During his tenure, Marshall's special teams stood out. In 2015, The Herd led the nation in special teams efficiency according to ESPN and return specialist Deandre Reaves was named the conference special teams player of the year and tying the school record for return touchdowns with three. Additionally, Long snapper Matt Beardall was named an all-conference player, and Matt Cincotta finished his career with an amazing 569/569 successful snaps.

===North Carolina State===
Impressed with Goebbel's work with the Thundering Herd special teams, after playing Marshall in both 2017 and 2018, North Carolina State head coach Dave Doeren hired him to be the new special teams coordinator for the Wolfpack. Goebbel would also continue his work with offensive players, coaching the Pack's tight ends and fullbacks. At the time of his hiring, Doeren saint, “What drew me to Todd was how impressed I’ve been with Marshall’s special teams when we’ve played them each of the past two years,” said Doeren. “I’m excited to add a guy to our staff who has great knowledge in the kicking game - running all of the units and coaching the specialists- and who also knows how to coach multiple positions on offense. He has developed players at tight end, quarterback and wide receiver during his career. He is known as a terrific recruiter and I was blown away by his organization, teaching method, passion for the game, and relationship-building skills.”

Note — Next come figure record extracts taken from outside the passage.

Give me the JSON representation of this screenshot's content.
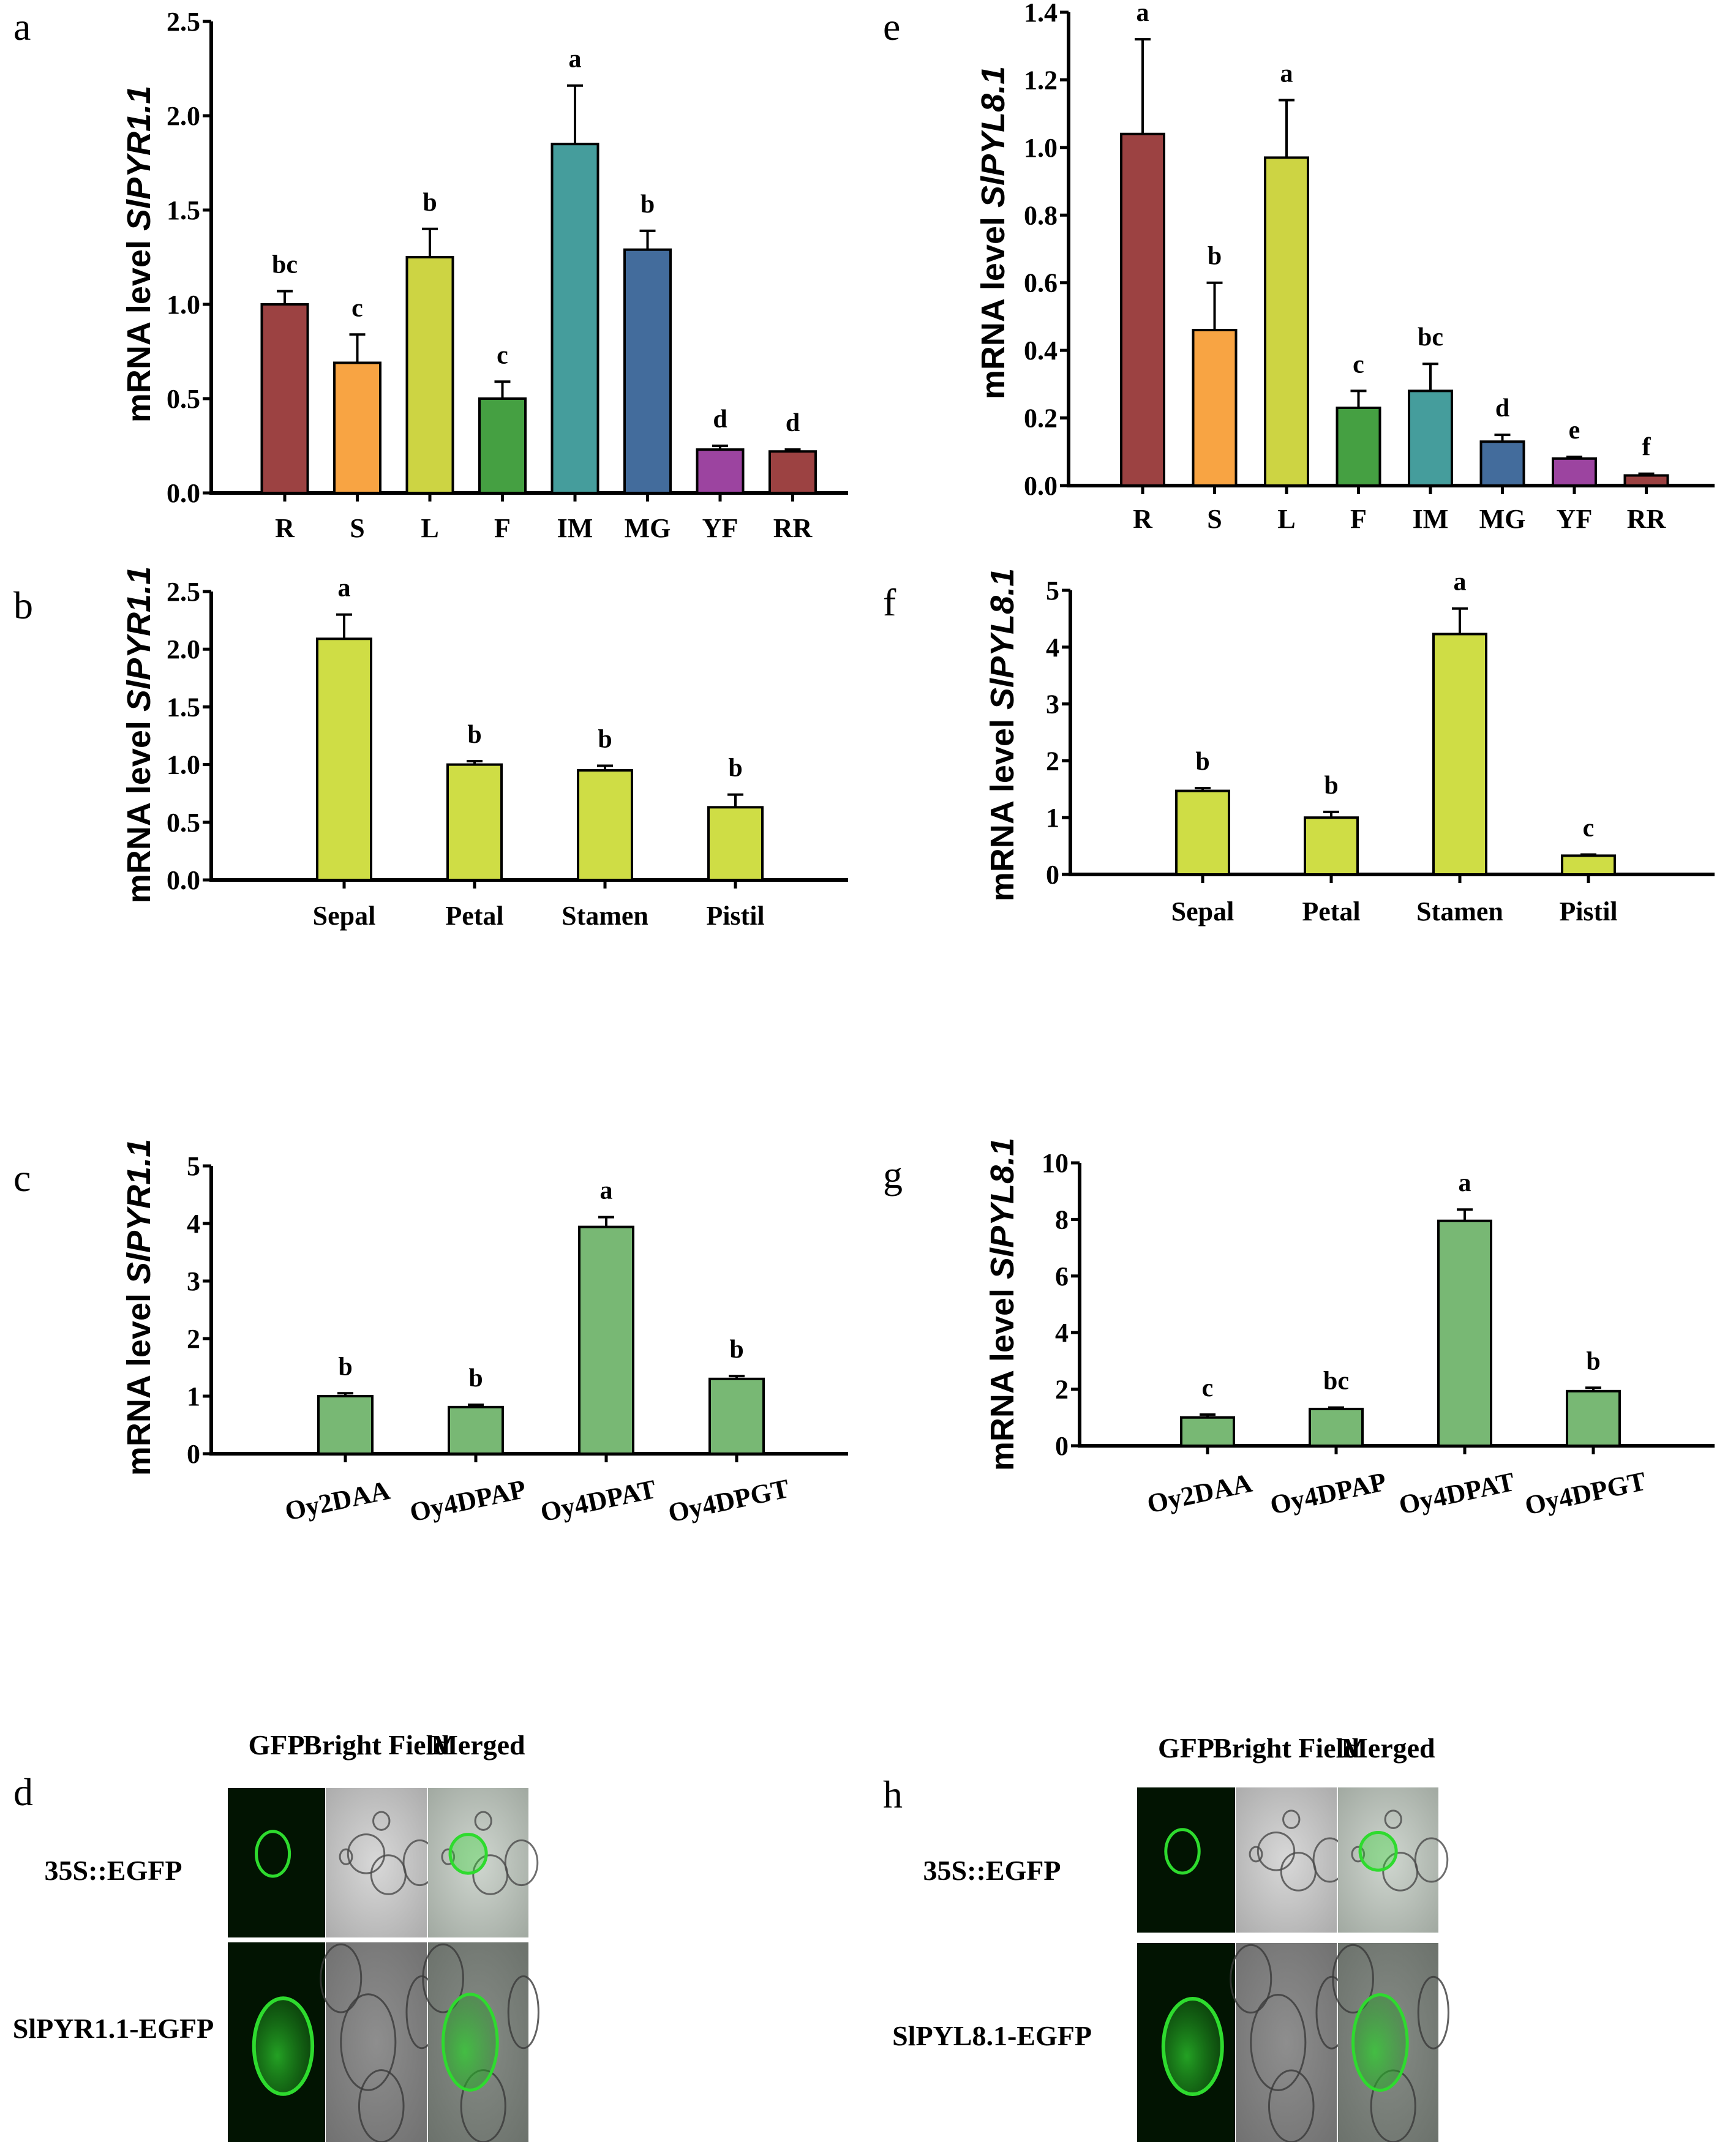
{
  "figure": {
    "panels": [
      "a",
      "b",
      "c",
      "d",
      "e",
      "f",
      "g",
      "h"
    ]
  },
  "chart_data": [
    {
      "id": "a",
      "panel_letter": "a",
      "type": "bar",
      "title": "",
      "xlabel": "",
      "ylabel_prefix": "mRNA level ",
      "ylabel_gene": "SlPYR1.1",
      "ylim": [
        0,
        2.5
      ],
      "yticks": [
        0,
        0.5,
        1.0,
        1.5,
        2.0,
        2.5
      ],
      "ytick_labels": [
        "0.0",
        "0.5",
        "1.0",
        "1.5",
        "2.0",
        "2.5"
      ],
      "categories": [
        "R",
        "S",
        "L",
        "F",
        "IM",
        "MG",
        "YF",
        "RR"
      ],
      "values": [
        1.0,
        0.69,
        1.25,
        0.5,
        1.85,
        1.29,
        0.23,
        0.22
      ],
      "errors": [
        0.07,
        0.15,
        0.15,
        0.09,
        0.31,
        0.1,
        0.02,
        0.01
      ],
      "significance": [
        "bc",
        "c",
        "b",
        "c",
        "a",
        "b",
        "d",
        "d"
      ],
      "colors": [
        "#9C4242",
        "#F8A443",
        "#CDD443",
        "#45A042",
        "#459D9C",
        "#436C9C",
        "#9C44A0",
        "#9C4242"
      ],
      "rotated_xlabels": false,
      "grid": false
    },
    {
      "id": "b",
      "panel_letter": "b",
      "type": "bar",
      "title": "",
      "xlabel": "",
      "ylabel_prefix": "mRNA level ",
      "ylabel_gene": "SlPYR1.1",
      "ylim": [
        0,
        2.5
      ],
      "yticks": [
        0,
        0.5,
        1.0,
        1.5,
        2.0,
        2.5
      ],
      "ytick_labels": [
        "0.0",
        "0.5",
        "1.0",
        "1.5",
        "2.0",
        "2.5"
      ],
      "categories": [
        "Sepal",
        "Petal",
        "Stamen",
        "Pistil"
      ],
      "values": [
        2.09,
        1.0,
        0.95,
        0.63
      ],
      "errors": [
        0.21,
        0.03,
        0.04,
        0.11
      ],
      "significance": [
        "a",
        "b",
        "b",
        "b"
      ],
      "colors": [
        "#CFDD45",
        "#CFDD45",
        "#CFDD45",
        "#CFDD45"
      ],
      "rotated_xlabels": false,
      "grid": false
    },
    {
      "id": "c",
      "panel_letter": "c",
      "type": "bar",
      "title": "",
      "xlabel": "",
      "ylabel_prefix": "mRNA level ",
      "ylabel_gene": "SlPYR1.1",
      "ylim": [
        0,
        5
      ],
      "yticks": [
        0,
        1,
        2,
        3,
        4,
        5
      ],
      "ytick_labels": [
        "0",
        "1",
        "2",
        "3",
        "4",
        "5"
      ],
      "categories": [
        "Oy2DAA",
        "Oy4DPAP",
        "Oy4DPAT",
        "Oy4DPGT"
      ],
      "values": [
        1.0,
        0.81,
        3.94,
        1.3
      ],
      "errors": [
        0.05,
        0.04,
        0.17,
        0.05
      ],
      "significance": [
        "b",
        "b",
        "a",
        "b"
      ],
      "colors": [
        "#78B874",
        "#78B874",
        "#78B874",
        "#78B874"
      ],
      "rotated_xlabels": true,
      "grid": false
    },
    {
      "id": "e",
      "panel_letter": "e",
      "type": "bar",
      "title": "",
      "xlabel": "",
      "ylabel_prefix": "mRNA level ",
      "ylabel_gene": "SlPYL8.1",
      "ylim": [
        0,
        1.4
      ],
      "yticks": [
        0,
        0.2,
        0.4,
        0.6,
        0.8,
        1.0,
        1.2,
        1.4
      ],
      "ytick_labels": [
        "0.0",
        "0.2",
        "0.4",
        "0.6",
        "0.8",
        "1.0",
        "1.2",
        "1.4"
      ],
      "categories": [
        "R",
        "S",
        "L",
        "F",
        "IM",
        "MG",
        "YF",
        "RR"
      ],
      "values": [
        1.04,
        0.46,
        0.97,
        0.23,
        0.28,
        0.13,
        0.08,
        0.03
      ],
      "errors": [
        0.28,
        0.14,
        0.17,
        0.05,
        0.08,
        0.02,
        0.005,
        0.005
      ],
      "significance": [
        "a",
        "b",
        "a",
        "c",
        "bc",
        "d",
        "e",
        "f"
      ],
      "colors": [
        "#9C4242",
        "#F8A443",
        "#CDD443",
        "#45A042",
        "#459D9C",
        "#436C9C",
        "#9C44A0",
        "#9C4242"
      ],
      "rotated_xlabels": false,
      "grid": false
    },
    {
      "id": "f",
      "panel_letter": "f",
      "type": "bar",
      "title": "",
      "xlabel": "",
      "ylabel_prefix": "mRNA level ",
      "ylabel_gene": "SlPYL8.1",
      "ylim": [
        0,
        5
      ],
      "yticks": [
        0,
        1,
        2,
        3,
        4,
        5
      ],
      "ytick_labels": [
        "0",
        "1",
        "2",
        "3",
        "4",
        "5"
      ],
      "categories": [
        "Sepal",
        "Petal",
        "Stamen",
        "Pistil"
      ],
      "values": [
        1.47,
        1.0,
        4.23,
        0.33
      ],
      "errors": [
        0.05,
        0.1,
        0.45,
        0.02
      ],
      "significance": [
        "b",
        "b",
        "a",
        "c"
      ],
      "colors": [
        "#CFDD45",
        "#CFDD45",
        "#CFDD45",
        "#CFDD45"
      ],
      "rotated_xlabels": false,
      "grid": false
    },
    {
      "id": "g",
      "panel_letter": "g",
      "type": "bar",
      "title": "",
      "xlabel": "",
      "ylabel_prefix": "mRNA level ",
      "ylabel_gene": "SlPYL8.1",
      "ylim": [
        0,
        10
      ],
      "yticks": [
        0,
        2,
        4,
        6,
        8,
        10
      ],
      "ytick_labels": [
        "0",
        "2",
        "4",
        "6",
        "8",
        "10"
      ],
      "categories": [
        "Oy2DAA",
        "Oy4DPAP",
        "Oy4DPAT",
        "Oy4DPGT"
      ],
      "values": [
        1.0,
        1.3,
        7.95,
        1.93
      ],
      "errors": [
        0.1,
        0.05,
        0.4,
        0.12
      ],
      "significance": [
        "c",
        "bc",
        "a",
        "b"
      ],
      "colors": [
        "#78B874",
        "#78B874",
        "#78B874",
        "#78B874"
      ],
      "rotated_xlabels": true,
      "grid": false
    }
  ],
  "microscopy": [
    {
      "id": "d",
      "panel_letter": "d",
      "column_headers": [
        "GFP",
        "Bright Field",
        "Merged"
      ],
      "rows": [
        {
          "label": "35S::EGFP"
        },
        {
          "label": "SlPYR1.1-EGFP"
        }
      ]
    },
    {
      "id": "h",
      "panel_letter": "h",
      "column_headers": [
        "GFP",
        "Bright Field",
        "Merged"
      ],
      "rows": [
        {
          "label": "35S::EGFP"
        },
        {
          "label": "SlPYL8.1-EGFP"
        }
      ]
    }
  ]
}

During his time in Raleigh, Goebbel has developed Trenton Gill into an NFL draft pick as a punter, as well as Placekicker Christopher Dunn who broke multiple school records, in addition to the multiple offensive players he has coached and developed.

==Playing career==
Goebbel was a three-year letter winner at Kent State as a quarterback. His sophomore year, 1996, he threw for 2,419 yards and 19 touchdowns. He then transferred to Northern Iowa for his senior season in 1998, where he won Gateway Conference Newcomer of the Year honors. He then had a brief stint with the Buffalo Destroyers of the Arena Football League.

==Personal life==
Goebbel graduated with a BS in physical education from the University of Northern Iowa in 1999, and then a MS in educational leadership from Quincy University in 2004. He is a second generation football coach, as his father, Mike has coached high school football for over forty years, and coached Archie Griffin. Goebbel is married to his wife, Sara, and they have two sons.